Over the last two years the band have retired to their Bologna basement HQ, Strange City Studios to put to use the newly-honed aesthetic and write a new clutch of anti-hits. Here they conducted late-night 4track experiments, embarked upon curious sonic investigations, threw the odd party and emerged with fistfuls of inspired compositions that make up their compelling new album.

They approached both Matthew Johnson (or MJ as he is known as front man of krautrock band Hookworms) at Suburban Home Studio, Leeds and Stu Matthews (Beak, Anika, Portishead) at Portishead’s Invada Studio to capture the spirit of their experimentation and wrestle it into the succinct art-pop LP that you hear today.

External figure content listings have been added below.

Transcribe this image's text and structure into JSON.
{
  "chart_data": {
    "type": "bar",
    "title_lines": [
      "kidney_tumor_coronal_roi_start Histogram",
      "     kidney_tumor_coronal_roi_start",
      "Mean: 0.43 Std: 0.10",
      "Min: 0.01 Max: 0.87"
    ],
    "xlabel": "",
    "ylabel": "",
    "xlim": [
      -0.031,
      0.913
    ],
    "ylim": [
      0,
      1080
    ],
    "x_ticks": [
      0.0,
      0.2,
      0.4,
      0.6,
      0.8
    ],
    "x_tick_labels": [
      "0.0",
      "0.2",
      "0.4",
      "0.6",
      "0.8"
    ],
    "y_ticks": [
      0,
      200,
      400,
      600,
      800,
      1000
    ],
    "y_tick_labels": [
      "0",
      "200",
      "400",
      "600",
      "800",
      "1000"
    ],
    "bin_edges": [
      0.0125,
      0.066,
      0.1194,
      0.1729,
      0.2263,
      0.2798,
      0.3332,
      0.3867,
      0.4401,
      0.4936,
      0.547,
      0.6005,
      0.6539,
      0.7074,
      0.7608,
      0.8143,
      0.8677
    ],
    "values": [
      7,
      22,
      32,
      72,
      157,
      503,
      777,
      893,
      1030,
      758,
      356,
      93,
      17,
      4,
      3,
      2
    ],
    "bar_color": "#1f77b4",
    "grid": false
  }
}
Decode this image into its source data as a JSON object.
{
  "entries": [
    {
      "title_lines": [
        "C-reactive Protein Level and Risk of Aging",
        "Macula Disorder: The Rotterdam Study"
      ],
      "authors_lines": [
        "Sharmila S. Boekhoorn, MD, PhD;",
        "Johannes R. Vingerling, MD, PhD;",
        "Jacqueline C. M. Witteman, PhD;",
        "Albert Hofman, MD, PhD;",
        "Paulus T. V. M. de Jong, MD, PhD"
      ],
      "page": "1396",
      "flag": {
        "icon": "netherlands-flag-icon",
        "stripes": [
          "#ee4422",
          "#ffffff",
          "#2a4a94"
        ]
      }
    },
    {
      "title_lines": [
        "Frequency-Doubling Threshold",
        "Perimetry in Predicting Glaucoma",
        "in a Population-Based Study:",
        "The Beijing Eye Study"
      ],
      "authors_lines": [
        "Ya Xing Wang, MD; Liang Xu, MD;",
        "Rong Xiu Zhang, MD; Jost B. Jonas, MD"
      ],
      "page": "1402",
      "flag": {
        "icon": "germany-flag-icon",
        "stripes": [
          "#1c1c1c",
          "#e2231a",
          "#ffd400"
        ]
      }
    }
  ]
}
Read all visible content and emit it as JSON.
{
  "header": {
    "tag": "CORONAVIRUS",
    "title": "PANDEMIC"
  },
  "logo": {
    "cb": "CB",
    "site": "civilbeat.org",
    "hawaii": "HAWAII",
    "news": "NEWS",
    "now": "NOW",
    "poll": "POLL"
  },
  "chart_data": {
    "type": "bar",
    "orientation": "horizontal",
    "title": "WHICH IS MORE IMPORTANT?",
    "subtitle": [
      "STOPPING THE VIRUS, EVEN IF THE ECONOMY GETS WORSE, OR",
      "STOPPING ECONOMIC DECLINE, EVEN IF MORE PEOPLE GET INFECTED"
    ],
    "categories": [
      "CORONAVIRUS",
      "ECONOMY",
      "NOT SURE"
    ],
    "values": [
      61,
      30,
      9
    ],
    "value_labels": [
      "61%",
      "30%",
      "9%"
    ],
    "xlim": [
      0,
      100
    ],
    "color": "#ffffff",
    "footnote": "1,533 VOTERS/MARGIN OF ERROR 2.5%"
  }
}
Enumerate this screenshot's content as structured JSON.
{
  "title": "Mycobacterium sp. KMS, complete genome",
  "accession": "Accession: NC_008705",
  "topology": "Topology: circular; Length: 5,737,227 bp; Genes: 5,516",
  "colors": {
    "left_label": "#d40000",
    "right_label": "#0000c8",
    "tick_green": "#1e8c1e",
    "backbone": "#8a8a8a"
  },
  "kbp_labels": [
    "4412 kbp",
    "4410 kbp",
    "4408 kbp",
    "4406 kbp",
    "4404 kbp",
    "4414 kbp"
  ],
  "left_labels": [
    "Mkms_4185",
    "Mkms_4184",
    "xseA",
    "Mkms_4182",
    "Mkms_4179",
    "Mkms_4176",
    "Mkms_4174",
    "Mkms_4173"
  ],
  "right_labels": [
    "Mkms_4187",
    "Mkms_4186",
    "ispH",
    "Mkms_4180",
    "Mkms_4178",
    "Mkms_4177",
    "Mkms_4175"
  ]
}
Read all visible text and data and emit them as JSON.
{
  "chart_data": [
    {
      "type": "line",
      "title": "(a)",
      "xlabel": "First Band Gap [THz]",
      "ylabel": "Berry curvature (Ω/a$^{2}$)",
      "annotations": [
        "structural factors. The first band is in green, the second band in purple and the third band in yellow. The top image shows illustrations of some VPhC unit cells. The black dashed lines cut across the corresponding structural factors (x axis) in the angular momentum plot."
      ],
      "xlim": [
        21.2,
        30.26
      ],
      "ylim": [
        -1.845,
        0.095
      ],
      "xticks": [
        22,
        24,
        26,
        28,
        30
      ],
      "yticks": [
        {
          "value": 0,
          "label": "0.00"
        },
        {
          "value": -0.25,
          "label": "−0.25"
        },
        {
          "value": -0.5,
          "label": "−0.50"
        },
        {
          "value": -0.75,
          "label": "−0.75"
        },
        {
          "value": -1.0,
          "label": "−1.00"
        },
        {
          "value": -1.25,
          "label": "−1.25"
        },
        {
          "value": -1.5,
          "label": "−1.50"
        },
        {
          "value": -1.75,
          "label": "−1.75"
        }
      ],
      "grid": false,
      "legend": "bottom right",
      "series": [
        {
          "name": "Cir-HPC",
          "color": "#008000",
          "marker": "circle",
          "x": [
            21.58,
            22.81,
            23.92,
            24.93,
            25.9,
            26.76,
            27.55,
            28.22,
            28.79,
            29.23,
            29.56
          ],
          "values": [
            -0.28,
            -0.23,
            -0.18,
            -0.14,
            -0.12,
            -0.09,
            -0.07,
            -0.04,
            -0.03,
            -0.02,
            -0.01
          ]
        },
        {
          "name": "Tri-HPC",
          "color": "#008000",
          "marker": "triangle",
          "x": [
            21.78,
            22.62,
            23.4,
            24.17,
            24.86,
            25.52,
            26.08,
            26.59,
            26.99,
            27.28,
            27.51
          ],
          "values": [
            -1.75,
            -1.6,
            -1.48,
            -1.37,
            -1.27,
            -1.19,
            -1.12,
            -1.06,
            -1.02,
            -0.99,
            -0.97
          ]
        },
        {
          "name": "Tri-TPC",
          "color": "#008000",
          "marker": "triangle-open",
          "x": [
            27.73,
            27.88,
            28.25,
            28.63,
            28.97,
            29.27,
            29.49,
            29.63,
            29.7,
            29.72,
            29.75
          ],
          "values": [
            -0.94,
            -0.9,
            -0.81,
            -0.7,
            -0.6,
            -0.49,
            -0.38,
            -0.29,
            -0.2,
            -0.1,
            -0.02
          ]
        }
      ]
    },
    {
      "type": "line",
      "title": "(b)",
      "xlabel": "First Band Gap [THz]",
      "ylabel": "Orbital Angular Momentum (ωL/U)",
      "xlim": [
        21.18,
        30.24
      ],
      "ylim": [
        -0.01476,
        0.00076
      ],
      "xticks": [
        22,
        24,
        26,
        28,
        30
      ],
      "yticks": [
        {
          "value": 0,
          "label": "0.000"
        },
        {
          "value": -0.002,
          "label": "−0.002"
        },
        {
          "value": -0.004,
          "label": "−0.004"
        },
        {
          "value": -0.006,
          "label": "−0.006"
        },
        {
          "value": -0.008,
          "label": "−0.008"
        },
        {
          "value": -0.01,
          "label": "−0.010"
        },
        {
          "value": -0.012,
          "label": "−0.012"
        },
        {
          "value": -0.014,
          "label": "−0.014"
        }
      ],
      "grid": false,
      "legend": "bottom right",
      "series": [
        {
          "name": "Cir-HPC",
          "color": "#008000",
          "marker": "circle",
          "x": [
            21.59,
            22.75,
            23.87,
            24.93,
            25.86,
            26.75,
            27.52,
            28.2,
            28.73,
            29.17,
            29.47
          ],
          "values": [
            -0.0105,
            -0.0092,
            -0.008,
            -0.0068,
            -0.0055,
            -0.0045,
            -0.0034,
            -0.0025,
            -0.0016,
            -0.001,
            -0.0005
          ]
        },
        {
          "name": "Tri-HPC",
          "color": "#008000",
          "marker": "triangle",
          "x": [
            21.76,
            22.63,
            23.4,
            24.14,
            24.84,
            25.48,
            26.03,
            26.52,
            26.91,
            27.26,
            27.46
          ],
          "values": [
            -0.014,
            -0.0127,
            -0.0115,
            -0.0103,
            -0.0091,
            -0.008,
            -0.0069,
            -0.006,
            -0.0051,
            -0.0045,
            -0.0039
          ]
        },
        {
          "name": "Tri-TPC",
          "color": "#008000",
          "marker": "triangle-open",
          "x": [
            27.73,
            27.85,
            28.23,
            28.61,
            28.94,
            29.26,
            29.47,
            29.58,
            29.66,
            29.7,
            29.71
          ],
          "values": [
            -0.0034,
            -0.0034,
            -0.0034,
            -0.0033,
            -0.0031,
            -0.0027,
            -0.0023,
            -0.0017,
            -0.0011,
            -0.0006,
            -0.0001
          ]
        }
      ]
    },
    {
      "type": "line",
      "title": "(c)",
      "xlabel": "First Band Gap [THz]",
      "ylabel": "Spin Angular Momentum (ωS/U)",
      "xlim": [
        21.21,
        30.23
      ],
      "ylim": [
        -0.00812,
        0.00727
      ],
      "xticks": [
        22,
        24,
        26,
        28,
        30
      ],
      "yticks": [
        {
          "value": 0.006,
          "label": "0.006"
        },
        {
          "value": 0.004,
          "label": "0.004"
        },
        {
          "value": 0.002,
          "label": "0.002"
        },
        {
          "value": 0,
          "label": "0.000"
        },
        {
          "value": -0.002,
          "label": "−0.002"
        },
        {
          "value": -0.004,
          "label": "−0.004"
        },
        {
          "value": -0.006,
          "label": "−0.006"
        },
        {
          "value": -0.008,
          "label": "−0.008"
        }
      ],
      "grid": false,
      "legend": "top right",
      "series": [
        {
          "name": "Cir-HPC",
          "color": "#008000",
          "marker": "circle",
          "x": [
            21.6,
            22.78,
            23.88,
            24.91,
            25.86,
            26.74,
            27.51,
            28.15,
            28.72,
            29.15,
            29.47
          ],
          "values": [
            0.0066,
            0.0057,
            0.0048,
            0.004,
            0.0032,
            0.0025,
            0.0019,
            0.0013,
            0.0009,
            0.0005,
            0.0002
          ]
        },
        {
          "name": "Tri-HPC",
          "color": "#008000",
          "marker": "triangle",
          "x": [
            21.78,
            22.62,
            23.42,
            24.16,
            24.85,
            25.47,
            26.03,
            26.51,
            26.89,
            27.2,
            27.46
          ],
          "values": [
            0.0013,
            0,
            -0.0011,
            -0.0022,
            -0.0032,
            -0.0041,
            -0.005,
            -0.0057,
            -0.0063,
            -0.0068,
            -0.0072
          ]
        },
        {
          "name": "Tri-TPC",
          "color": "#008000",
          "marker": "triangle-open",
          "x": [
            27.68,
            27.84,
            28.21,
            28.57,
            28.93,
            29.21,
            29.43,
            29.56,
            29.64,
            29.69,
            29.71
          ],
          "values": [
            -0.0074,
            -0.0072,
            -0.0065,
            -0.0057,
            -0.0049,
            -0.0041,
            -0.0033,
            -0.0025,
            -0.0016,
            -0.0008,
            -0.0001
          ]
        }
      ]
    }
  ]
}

Both producers allow His Clancyness’ restless and assertive songs shimmer through the lo-fi murk of noisy home-recorded tape loops and analogue hiss.

Pale Fear’s cassette-recorded beat rumbles through neon-lit streets of synth noise and sleazy fuzz guitar; Uranium twists and turns, hallucinating a bleak future for the listener whilst Dreams Building Dreams denounces the Italian government’s senseless austere cuts to arts and culture with Clancy’s scathing lyrics and a synth-sax freakoutro. Impulse channels Gun Club’s romantic side whilst ballads like Calm Reaction & Watch Me Fall feel like Plastic Ono Band anti-theme tunes for an apocalypse occurring in slow motion.

Isolation Culture is a record from another place. It could be a recording snatched from a wormhole to a parallel universe where weathered Bowie statues pepper the abandoned city streets and Swell Maps’ music is piped into empty runaway subway cars. Maybe it’s the final psychedelic transmission from a radio station in flames or maybe it turned up on your lawn, delivered by an overnight tornado from somewhere that no longer exists.

But what if Isolation Culture is part of the evidence that suggests that there are bands making records just like this one hidden in all the shadows in all the cities in the world? We can only hope that there are.

 Isolation Culture was recorded and produced by His Clancyness, Matthew Johnson & Stu Matthews. Mastered by Harris Newman. Artwork and Photography by Giulia Mazza.